I think there's so many good points that we're hitting here. I'll just say the other thing to build on your point about, hey, these take less capital. You have to look at what does your ownership, after you've been diluted half by 50% as a seed or series A investor, you're going to be down to half. So if you own 10%, you own five. If you owned seven like YC or we do in a company, you're going to own three.
You're going to really have to model out is the valuation you're looking at, what does it pencil out to for an outcome? And when I did this with our investments, I saw a leak in my game, which was, hey, I'm putting 100K into a $25 million round or a $50 million round as a follow-on investment to support the founder. OK, what does that do for my LPs? Well, that 100K would need to hit
some extraordinary outcome, $5, $10, $20, $40 billion in order for us to return the fund. So now my team understands, hey, take that $125K, that $250K, that $500K, do four more accelerator companies with it because those could return the fund. And that fund math, people stop doing. I think all these fund managers who are getting wiped out, they never penciled out
What does this company I'm giving a million dollars need to hit in order for me to return my fund?
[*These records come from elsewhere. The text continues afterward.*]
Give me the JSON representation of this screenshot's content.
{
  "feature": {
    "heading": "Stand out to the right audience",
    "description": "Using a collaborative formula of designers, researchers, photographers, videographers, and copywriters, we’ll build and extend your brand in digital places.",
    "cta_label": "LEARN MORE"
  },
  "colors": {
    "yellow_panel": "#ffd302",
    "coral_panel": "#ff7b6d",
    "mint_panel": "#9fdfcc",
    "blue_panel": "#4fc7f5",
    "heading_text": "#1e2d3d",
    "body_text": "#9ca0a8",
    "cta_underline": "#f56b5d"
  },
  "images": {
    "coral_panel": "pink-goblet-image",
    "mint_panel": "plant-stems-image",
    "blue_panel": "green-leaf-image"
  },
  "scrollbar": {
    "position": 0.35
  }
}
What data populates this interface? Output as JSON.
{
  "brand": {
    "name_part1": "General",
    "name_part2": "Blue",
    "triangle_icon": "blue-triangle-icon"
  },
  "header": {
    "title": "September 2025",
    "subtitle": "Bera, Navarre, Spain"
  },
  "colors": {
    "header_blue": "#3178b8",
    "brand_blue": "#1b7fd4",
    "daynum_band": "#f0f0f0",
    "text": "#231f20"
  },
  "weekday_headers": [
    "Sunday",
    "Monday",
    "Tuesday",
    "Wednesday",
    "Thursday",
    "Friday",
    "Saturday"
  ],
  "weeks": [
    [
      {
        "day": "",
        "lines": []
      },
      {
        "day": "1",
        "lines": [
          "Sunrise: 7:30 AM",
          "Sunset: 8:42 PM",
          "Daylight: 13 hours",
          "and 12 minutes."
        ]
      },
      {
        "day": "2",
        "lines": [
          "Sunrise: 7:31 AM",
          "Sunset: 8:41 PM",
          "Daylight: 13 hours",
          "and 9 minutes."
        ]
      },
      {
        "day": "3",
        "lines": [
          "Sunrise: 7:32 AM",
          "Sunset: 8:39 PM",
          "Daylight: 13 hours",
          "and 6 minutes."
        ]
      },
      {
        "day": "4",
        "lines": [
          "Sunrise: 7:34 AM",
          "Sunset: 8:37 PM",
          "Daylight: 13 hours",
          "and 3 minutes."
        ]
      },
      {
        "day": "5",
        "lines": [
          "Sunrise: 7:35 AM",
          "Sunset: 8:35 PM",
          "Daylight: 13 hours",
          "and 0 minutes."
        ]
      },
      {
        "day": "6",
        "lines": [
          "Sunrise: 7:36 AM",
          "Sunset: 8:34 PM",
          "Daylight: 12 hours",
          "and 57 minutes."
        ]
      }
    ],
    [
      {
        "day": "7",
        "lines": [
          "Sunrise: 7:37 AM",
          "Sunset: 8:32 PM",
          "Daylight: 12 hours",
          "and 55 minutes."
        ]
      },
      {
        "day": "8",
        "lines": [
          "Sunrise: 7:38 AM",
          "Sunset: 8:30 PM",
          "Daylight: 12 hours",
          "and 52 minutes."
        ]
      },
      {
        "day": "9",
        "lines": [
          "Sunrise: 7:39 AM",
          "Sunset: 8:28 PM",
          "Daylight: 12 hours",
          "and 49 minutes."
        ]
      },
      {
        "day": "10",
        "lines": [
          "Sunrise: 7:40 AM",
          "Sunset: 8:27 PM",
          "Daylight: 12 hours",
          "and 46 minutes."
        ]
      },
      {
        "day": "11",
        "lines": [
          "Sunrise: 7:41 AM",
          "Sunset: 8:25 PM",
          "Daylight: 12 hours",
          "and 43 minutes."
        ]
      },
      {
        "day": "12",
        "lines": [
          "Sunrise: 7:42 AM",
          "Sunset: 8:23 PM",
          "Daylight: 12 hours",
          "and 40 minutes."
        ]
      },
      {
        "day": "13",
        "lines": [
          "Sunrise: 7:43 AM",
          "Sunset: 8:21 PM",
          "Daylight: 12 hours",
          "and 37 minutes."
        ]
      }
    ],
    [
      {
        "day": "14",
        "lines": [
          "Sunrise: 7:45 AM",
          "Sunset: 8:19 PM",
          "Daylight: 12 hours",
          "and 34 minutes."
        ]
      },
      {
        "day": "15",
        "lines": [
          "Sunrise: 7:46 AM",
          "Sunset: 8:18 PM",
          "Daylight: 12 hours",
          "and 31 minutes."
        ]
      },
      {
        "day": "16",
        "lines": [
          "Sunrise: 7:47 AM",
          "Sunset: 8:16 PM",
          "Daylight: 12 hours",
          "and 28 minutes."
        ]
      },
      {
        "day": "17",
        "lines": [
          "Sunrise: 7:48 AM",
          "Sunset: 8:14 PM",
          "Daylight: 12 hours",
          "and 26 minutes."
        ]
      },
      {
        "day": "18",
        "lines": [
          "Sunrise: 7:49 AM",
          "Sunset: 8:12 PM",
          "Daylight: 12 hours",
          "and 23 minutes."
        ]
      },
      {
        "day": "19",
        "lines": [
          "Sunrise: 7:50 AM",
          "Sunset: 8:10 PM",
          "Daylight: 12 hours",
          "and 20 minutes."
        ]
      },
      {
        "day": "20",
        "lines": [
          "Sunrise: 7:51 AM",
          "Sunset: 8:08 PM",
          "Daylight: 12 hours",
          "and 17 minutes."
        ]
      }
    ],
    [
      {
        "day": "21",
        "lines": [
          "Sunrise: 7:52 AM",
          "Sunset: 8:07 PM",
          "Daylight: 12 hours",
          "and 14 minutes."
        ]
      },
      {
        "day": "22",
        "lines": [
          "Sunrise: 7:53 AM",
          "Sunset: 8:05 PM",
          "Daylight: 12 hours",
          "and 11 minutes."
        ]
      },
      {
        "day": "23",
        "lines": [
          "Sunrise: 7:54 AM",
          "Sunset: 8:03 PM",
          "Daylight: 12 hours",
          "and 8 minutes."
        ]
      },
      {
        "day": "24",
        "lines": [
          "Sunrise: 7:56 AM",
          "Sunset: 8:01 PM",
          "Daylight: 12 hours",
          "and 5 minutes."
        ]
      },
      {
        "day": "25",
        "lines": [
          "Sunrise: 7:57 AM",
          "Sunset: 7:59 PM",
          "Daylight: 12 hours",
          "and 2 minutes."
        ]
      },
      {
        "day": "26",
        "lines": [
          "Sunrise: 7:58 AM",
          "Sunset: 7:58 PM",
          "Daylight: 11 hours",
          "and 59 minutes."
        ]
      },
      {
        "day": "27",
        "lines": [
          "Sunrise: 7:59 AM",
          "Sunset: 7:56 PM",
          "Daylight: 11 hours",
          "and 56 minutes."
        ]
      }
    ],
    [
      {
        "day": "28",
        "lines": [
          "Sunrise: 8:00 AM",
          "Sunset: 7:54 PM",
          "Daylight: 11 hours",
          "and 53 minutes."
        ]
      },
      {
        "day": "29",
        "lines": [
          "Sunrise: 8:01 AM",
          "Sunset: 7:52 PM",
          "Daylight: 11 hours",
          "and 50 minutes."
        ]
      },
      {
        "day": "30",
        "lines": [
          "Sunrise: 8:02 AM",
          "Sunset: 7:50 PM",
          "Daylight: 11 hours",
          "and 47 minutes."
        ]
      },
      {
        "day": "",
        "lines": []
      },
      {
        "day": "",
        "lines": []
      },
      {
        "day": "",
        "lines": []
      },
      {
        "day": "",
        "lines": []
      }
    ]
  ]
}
And now they're finding out that it doesn't work. Look at the thing that Saks just tweeted. Look at that. Let me see. You know, everybody's course correcting. I mean, it's basically the capital deployments gone back to where it was in 2019, let's call it. So again, we had this bubble. The foam started building in 2020, but you had COVID. People didn't know what to think. So there was some restraint, I guess. And then 2021, it just went wild. Yeah.
That was nuts, man. Well, I mean, the question is... Those middle vintages are just going to be garbanzo beans, 21, 22. Well, you know, that's such an interesting point. If you could return capital, you're going to look like a Euro.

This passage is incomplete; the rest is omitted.